Recycling center keeping afloat, selling locally
No reports of recycling dumped in landfill as it was in Des Moines
While some recycling centers in Iowa struggle, the regional center serving Fort Dodge continues to sell paper locally, according to operations manager Jason Slinker.
Slinker oversees recycling operations for about 42 towns through the North Central Iowa Regional Solid Waste Agency south of Fort Dodge.
Earlier this month the Associated Press reported tons of paper meant to be recycled were instead dumped into a Des Moines landfill because of plunging prices for the material.
“Our stuff stays pretty local. It goes to Clarion,” Slinker said. “They make egg crates and low-grade material, so we’ve yet to have that issue.”
Slinker said different buyers will have different standards for the recycled paper product they’re willing to buy. By working with the Clarion company, the NCIRSWA gets paid a little less per ton but has been able to continue operations even as the market remains unpredictable.
“Somebody had approached me about our paper and possibly paying more, but I like to keep things local,” Slinker said. “From a logistics standpoint we’re right there, and the product they’re making is very low standard, so with these volatile markets right now, that seemed to be the safer bet.”
China made changes in what recycling it would accept from the U.S. over a year ago, in response to poor quality product it was getting from the U.S., according to Slinker.

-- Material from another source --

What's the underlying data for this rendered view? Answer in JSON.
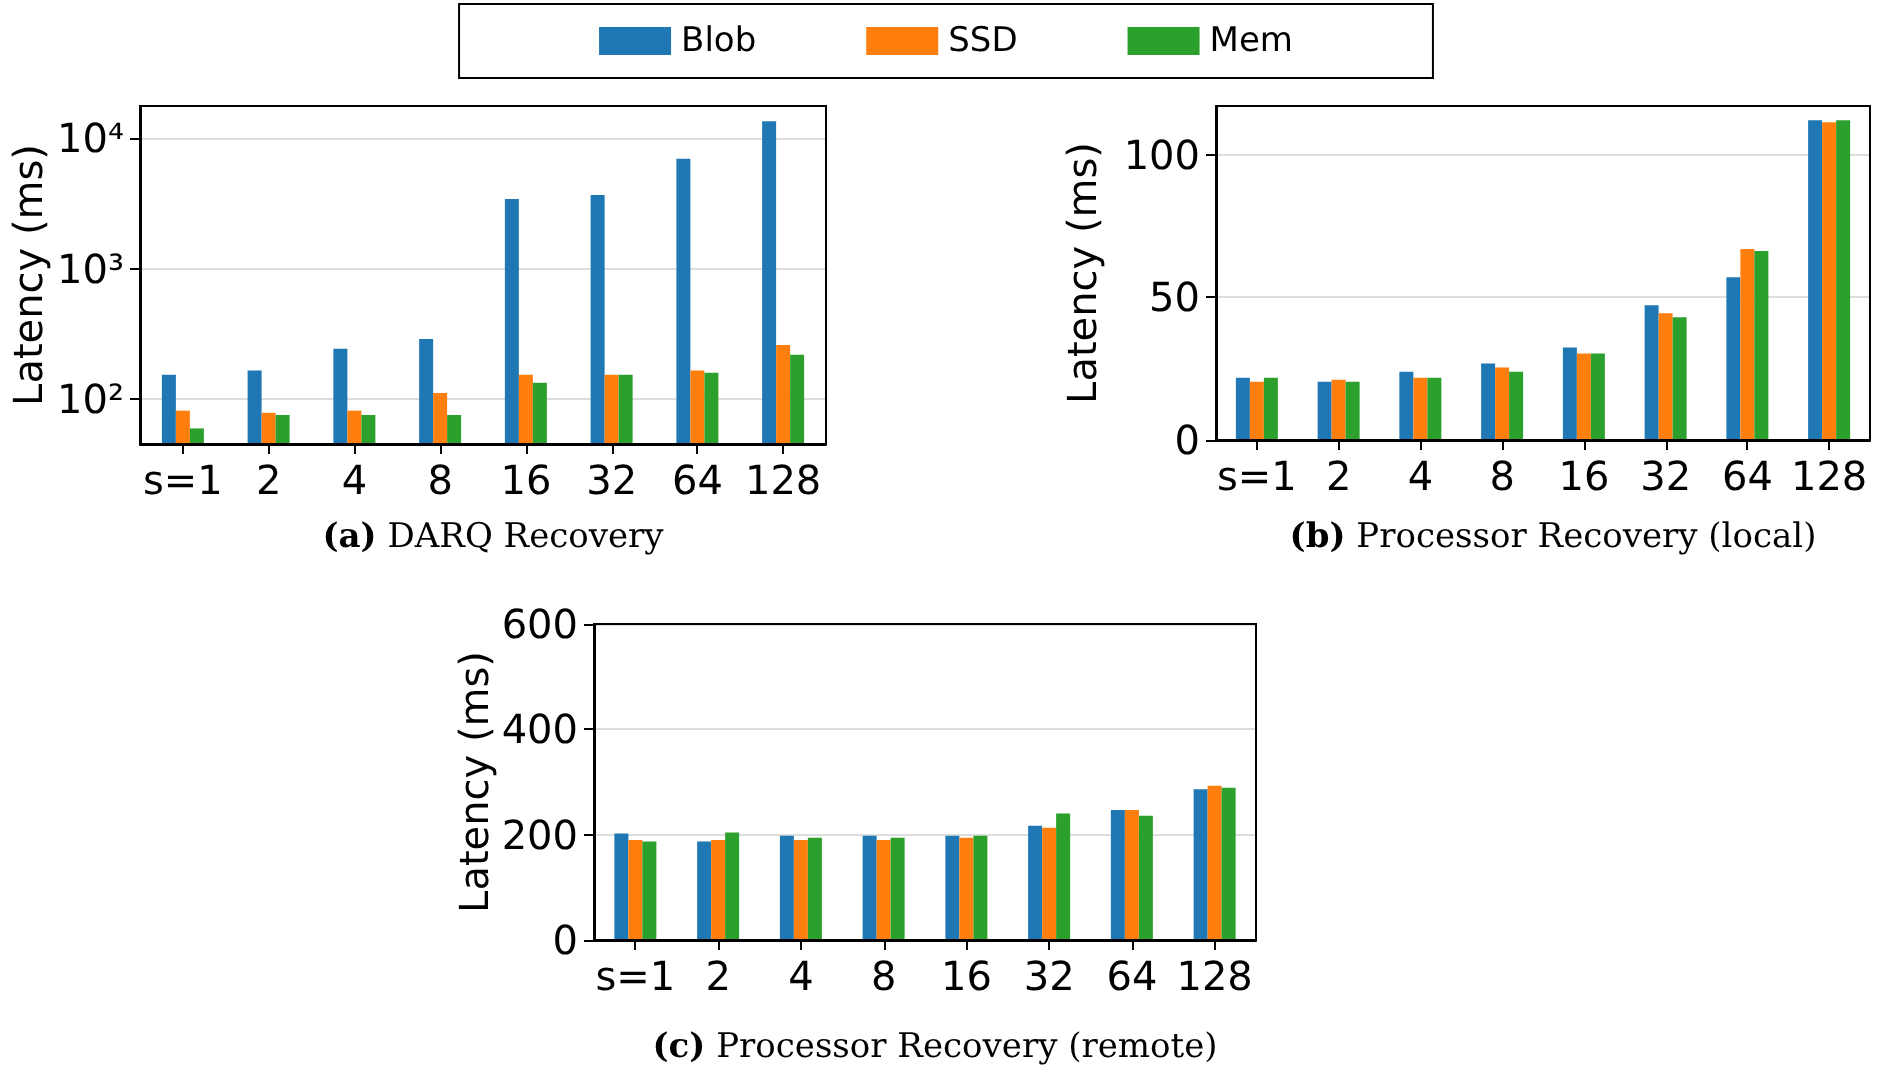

That’s led to a need for higher-quality recycling material throughout the stream.
Overall, the agency remains financially sound because of the landfill side, Slinker said. The NCIRSWA operates the landfill south of Fort Dodge as well as a Household Hazardous Waste collection site.

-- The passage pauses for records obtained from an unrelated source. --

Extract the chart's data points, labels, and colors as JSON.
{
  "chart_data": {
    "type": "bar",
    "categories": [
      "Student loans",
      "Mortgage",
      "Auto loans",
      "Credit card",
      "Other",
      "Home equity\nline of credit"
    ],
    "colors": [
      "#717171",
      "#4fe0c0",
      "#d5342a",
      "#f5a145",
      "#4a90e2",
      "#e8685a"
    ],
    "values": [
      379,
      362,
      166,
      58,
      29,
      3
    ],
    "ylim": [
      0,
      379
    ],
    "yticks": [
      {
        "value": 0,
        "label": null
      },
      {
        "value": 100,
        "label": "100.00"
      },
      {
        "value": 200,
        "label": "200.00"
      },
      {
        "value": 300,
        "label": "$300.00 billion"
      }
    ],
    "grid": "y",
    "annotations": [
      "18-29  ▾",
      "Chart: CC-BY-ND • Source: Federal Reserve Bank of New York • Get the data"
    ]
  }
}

“Even when we have some dark times,” he said, “we’re not cutting jobs or anything. We can still rely on the revenue generated from the landfill to keep everything afloat.”
The prices the center can get paid for paper and cardboard have dropped dramatically he said.
Prices for plastic have actually gone up.
“Plastic had increased, but the volume or weight of the plastic, we don’t export near as much to recover from the hit we took when the markets went down,” he said. “I probably only send out 15 tons (or less) of plastic a month, where paper I’m sending out about 40 tons a month, and cardboard I’m doing 100 tons a month.
“Plastic is big, it’s bulky volume-wise, but the weight isn’t there compared to the fiber products. Even though the price went up, it didn’t necessarily tip the scales and balance it when the other markets went down.”